Association with anxiety

Both the traditional attentional bias score and trial level bias score measures of attention bias were unrelated to state and trait anxiety across both experiments. It is important to note that our samples were unselected, which may in part explain the null relationship with anxiety. Similarly, a number of previous studies did not find an association between anxiety and attentional bias in the dot-probe task when using non-clinical samples (Broadbent and Broadbent 1988; Mogg et al. 2000; Schmukle 2005).
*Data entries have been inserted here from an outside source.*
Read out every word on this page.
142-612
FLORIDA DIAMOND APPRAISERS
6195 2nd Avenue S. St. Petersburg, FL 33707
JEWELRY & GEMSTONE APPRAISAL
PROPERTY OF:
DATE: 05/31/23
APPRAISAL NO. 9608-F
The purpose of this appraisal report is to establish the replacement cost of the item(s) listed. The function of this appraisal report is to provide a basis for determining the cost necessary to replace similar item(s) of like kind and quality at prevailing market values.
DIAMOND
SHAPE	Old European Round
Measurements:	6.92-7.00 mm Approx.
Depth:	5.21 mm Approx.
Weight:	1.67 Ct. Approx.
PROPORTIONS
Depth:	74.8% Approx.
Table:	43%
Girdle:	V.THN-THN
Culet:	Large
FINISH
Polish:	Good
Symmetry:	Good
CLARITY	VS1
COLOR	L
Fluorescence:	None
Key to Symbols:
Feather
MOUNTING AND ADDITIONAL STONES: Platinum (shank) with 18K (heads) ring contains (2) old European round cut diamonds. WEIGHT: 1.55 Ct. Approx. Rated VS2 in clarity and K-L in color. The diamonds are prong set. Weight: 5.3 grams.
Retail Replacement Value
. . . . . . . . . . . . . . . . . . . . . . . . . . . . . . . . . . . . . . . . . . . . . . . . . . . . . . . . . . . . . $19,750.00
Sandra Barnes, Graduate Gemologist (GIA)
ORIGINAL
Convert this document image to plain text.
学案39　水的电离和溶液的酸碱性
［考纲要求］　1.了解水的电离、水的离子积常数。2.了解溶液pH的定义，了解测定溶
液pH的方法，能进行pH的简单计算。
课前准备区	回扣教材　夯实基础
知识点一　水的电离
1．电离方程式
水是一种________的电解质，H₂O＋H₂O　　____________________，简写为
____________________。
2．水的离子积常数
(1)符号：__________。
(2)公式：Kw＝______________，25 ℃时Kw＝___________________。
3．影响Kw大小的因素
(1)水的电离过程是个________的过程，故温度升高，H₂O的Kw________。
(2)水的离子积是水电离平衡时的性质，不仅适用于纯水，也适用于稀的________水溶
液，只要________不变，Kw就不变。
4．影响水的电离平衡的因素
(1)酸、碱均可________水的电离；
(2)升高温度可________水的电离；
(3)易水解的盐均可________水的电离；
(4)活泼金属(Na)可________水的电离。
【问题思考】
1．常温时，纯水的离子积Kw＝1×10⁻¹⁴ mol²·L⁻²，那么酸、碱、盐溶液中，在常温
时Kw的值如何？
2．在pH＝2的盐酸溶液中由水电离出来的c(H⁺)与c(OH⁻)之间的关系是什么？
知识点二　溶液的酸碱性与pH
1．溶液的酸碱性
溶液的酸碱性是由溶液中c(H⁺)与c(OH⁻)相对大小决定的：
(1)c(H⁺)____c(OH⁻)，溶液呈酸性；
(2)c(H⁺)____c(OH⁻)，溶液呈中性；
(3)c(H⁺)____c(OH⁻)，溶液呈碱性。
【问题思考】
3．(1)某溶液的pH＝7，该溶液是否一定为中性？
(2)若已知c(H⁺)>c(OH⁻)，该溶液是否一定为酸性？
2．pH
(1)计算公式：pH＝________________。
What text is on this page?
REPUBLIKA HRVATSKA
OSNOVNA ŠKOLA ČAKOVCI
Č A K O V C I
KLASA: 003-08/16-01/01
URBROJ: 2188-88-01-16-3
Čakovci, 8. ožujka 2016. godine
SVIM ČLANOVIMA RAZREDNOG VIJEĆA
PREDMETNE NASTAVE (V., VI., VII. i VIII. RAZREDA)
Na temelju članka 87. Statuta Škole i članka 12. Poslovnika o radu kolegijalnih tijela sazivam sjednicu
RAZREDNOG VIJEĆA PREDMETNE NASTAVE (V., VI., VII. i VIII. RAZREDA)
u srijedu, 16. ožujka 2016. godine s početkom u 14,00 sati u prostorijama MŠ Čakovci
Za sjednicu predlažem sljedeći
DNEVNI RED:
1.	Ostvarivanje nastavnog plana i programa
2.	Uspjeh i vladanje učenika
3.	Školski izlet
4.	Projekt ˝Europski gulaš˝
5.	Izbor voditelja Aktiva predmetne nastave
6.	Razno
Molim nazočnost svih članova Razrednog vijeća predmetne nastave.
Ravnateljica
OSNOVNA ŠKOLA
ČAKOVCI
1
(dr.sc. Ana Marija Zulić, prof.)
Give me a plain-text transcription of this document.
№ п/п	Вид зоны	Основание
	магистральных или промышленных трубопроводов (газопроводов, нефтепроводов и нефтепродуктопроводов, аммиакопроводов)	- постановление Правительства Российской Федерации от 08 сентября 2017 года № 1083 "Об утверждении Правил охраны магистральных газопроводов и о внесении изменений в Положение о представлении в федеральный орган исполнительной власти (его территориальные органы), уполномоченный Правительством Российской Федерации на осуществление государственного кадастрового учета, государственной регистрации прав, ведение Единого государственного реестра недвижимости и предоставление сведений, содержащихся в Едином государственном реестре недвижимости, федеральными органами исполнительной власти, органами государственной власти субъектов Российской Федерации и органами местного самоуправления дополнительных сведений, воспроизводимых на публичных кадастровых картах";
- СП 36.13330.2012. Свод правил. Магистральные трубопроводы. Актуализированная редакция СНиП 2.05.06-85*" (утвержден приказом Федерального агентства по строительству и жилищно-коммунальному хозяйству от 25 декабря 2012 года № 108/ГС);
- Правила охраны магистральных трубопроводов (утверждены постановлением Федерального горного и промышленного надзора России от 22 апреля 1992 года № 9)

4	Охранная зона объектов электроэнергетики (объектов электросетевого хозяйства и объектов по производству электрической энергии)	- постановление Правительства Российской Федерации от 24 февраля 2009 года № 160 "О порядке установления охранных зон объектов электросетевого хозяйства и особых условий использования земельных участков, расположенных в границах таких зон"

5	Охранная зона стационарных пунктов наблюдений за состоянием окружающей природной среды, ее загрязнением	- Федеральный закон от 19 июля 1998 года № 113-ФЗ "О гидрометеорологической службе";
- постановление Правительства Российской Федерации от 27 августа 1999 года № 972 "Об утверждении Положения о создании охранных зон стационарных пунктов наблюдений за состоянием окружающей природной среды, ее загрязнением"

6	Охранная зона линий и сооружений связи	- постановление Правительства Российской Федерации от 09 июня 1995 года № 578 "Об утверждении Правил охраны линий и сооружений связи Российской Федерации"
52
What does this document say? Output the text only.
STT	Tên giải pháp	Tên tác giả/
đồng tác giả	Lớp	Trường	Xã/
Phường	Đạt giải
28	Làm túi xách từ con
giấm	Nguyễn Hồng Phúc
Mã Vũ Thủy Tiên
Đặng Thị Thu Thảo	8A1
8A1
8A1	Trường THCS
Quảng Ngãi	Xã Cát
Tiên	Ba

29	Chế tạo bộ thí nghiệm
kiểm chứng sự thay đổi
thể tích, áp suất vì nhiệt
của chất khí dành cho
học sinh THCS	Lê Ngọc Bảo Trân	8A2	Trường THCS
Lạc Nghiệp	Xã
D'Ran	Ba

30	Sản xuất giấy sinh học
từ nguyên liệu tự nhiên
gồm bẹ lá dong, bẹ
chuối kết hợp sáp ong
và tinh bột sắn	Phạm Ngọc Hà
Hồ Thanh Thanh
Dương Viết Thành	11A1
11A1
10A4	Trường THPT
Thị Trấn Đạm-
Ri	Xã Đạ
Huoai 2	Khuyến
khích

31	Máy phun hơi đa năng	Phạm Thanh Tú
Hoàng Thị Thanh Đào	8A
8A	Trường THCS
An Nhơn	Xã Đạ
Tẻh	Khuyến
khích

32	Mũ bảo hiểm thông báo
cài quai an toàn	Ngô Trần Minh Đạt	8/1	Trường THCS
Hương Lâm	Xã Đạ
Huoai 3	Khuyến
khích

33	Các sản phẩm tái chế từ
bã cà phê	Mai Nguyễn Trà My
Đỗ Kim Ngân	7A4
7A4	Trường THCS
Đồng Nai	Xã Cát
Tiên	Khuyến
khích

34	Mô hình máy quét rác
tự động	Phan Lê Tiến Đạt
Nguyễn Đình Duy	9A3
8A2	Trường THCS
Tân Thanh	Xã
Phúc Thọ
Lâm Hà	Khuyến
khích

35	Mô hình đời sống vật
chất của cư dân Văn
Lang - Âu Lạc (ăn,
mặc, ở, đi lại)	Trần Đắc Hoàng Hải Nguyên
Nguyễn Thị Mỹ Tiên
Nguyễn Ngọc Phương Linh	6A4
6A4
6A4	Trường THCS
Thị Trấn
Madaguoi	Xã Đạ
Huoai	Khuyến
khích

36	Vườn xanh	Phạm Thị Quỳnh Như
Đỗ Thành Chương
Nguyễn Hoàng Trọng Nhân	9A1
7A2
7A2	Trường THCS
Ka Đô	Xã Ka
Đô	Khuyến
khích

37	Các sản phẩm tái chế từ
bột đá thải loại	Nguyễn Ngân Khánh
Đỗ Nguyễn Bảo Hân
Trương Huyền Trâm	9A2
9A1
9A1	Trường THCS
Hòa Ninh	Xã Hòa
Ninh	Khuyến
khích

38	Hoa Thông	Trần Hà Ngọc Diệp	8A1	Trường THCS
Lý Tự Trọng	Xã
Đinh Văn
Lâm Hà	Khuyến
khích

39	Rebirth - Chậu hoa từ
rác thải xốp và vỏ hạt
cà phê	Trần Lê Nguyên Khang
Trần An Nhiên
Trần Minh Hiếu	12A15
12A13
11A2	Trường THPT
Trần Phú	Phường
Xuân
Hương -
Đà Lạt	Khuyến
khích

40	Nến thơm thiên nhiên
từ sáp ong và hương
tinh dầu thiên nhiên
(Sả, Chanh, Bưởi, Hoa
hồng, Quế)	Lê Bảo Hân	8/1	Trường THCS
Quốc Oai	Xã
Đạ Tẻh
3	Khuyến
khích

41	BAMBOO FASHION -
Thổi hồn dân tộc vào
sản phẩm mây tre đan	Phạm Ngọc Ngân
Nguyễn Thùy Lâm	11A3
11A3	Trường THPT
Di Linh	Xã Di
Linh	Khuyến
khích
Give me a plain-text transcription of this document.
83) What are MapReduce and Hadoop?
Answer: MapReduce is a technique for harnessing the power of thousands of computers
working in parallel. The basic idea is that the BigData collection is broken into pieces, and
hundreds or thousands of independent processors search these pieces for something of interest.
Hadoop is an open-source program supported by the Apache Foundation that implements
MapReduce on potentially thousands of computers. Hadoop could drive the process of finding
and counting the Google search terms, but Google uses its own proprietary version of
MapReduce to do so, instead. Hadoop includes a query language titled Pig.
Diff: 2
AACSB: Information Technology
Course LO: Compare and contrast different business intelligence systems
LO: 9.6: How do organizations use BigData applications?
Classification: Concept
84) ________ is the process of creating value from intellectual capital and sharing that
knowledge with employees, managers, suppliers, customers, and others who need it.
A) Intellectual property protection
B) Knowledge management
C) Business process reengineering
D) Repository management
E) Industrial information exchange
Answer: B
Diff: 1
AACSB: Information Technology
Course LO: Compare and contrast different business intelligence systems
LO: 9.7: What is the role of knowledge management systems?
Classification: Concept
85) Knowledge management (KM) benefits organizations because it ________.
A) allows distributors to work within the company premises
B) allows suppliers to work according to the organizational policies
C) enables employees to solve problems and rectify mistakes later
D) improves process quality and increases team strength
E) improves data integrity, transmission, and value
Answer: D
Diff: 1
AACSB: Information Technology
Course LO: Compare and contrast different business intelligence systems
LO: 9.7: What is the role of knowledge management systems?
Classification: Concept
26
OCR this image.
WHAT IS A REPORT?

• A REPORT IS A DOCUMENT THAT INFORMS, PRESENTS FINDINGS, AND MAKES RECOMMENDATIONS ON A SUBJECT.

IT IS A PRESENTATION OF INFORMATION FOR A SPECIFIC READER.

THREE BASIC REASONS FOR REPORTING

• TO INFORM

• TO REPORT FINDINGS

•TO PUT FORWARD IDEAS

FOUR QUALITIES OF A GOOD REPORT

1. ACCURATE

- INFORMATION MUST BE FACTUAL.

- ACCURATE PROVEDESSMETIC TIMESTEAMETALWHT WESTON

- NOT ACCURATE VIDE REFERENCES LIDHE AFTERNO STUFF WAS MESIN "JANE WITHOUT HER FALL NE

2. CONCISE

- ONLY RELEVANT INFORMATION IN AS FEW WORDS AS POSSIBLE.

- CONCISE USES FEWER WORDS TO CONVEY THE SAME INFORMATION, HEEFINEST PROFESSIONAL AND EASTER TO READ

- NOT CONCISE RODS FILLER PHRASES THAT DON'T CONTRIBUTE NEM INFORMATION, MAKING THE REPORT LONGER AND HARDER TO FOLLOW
Our findings provide new evidence that anxiety is also unrelated to temporal dynamics in attentional bias in non-clinical samples. Indeed, most observed relationships between anxiety and attention bias are often in studies that compared between low and high anxiety groups (e.g., Macleod et al. 1986; Mogg and Bradley 1999, 2002). Yet, attention bias has previously been shown to correlate with anxiety in unselected samples—especially after extended testing in the dot-probe task (e.g., Aday and Carlson 2019). The mixed findings, on the one hand, may suggest that the dot-probe task (behavioral measures) cannot provide a robust marker of anxiety-linked attentional bias in non-clinical samples. On the other hand, accumulating evidence suggests that the relationship between anxiety and attention bias to threat is not as consistently observed across studies as previously thought (Heeren et al. 2015; Mogg et al. 2017).

Limitations and conclusions

The findings of the current study addressed a research gap regarding the reliability of attentional bias measurements in dot-probe task. However, all measurements were collected during the same session, which limits our conclusions concerning test–retest reliability. In addition, even though the extended number of trials and multiple block design in the present study help to unravel how attentional bias measures change across blocks, it would be interesting for future studies to systematically examine the effect of the length of the task on the reliability of attentional bias measures.

In summary, across two experiments, traditional and trial level bias score measures of attentional bias to threat did not weaken or habituate over time—suggesting that they are not susceptible to fatigue effects. Trial level bias score measures of attentional bias were more reliable than the traditional attention bias measures. However, the apparent superiority of the trial level bias score measures over the traditional attention bias measure were negligible after controlling for general RT variability—suggesting that the increased reliability of the trial level bias score measures is at least in part driven by the consistency of RT variability. Although attention bias measures were stable and were fairly reliable across time, these measures were unrelated to anxiety. Given that both traditional and trial level bias score measures were relatively stable and that the superior reliability of the trial level bias score measures was driven by general RT variability, these new measures do not appear to be more beneficial than the traditional attention bias measure (at least in non-clinical samples). Future research should remove general RT variability from trial level bias score measures to ensure that these measures reflect attention bias variability, rather than nonspecific RT variability.